By using Dataflow, we no longer needed to keep long-lived Hadoop clusters to execute our jobs. These clusters had to be big enough to process the largest job without issues, and were overkill for almost everything else. Maintaining these clusters was incredibly expensive. Conversely, Dataflow recycles clusters for every job and supports auto-scaling, allowing us to use and pay only for the resources we need.


Once we decided to redesign our EDI, we evaluated new technologies and adopted new paradigms available to us in the cloud. We had been operating our old infrastructure for years, and that helped us to understand the main pain points and fragilities. We made decisions based on the technical direction of the company, the industry state of the art, and the known scalability issues with existing components. 

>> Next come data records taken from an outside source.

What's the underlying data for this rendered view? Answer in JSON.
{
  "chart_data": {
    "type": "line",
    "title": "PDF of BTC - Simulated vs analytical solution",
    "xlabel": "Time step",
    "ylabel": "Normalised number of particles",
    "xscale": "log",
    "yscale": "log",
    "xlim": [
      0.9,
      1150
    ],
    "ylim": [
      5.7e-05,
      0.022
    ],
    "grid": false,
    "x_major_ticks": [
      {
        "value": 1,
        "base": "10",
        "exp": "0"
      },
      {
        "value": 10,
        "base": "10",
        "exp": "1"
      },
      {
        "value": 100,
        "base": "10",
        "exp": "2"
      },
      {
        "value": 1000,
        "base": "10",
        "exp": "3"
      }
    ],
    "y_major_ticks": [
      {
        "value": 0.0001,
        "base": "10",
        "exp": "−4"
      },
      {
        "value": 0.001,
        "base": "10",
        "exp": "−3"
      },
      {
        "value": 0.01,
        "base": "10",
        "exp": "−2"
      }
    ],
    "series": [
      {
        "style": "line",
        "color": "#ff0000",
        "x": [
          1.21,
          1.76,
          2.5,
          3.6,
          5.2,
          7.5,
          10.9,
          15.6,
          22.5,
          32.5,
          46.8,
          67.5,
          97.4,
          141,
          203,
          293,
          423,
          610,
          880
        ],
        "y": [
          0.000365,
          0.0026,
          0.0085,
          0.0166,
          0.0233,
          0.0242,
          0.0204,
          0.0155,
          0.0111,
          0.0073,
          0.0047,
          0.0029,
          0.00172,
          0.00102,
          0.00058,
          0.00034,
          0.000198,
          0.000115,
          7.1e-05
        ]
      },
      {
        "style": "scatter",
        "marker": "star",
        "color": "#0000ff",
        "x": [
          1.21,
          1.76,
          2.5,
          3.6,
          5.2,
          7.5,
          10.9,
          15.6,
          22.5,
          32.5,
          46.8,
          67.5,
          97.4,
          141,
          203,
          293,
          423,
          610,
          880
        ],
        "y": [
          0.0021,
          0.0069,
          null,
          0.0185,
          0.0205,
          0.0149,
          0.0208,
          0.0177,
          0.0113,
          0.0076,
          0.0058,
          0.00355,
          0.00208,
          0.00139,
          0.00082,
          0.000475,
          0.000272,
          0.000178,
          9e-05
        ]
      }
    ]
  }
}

We started by first designing new components for the new EDI, which we hacked together into a proof of concept and quickly evolved to a more robust prototype that could be used in production. Shipping as soon as possible was critical to validate the infrastructure end to end and catch issues fast. Having the internal users onboarded early was an important forcing function to keep quality and operational maturity high. Next, we solidified the interfaces to the prototype infrastructure and scaled up traffic by onboarding many noncritical event types. With the interfaces stable, we could improve or change out the internals without friction. This approach decoupled the mass migration from actually rebuilding the infrastructure and reduced wall-clock project time significantly.

As we neared the end of the migration, we had thrown out nearly all the old, obsolete infrastructure in favor of the state of the art. We successfully changed the wheels of the moving bus, and gave Spotify’s data community a smooth ride.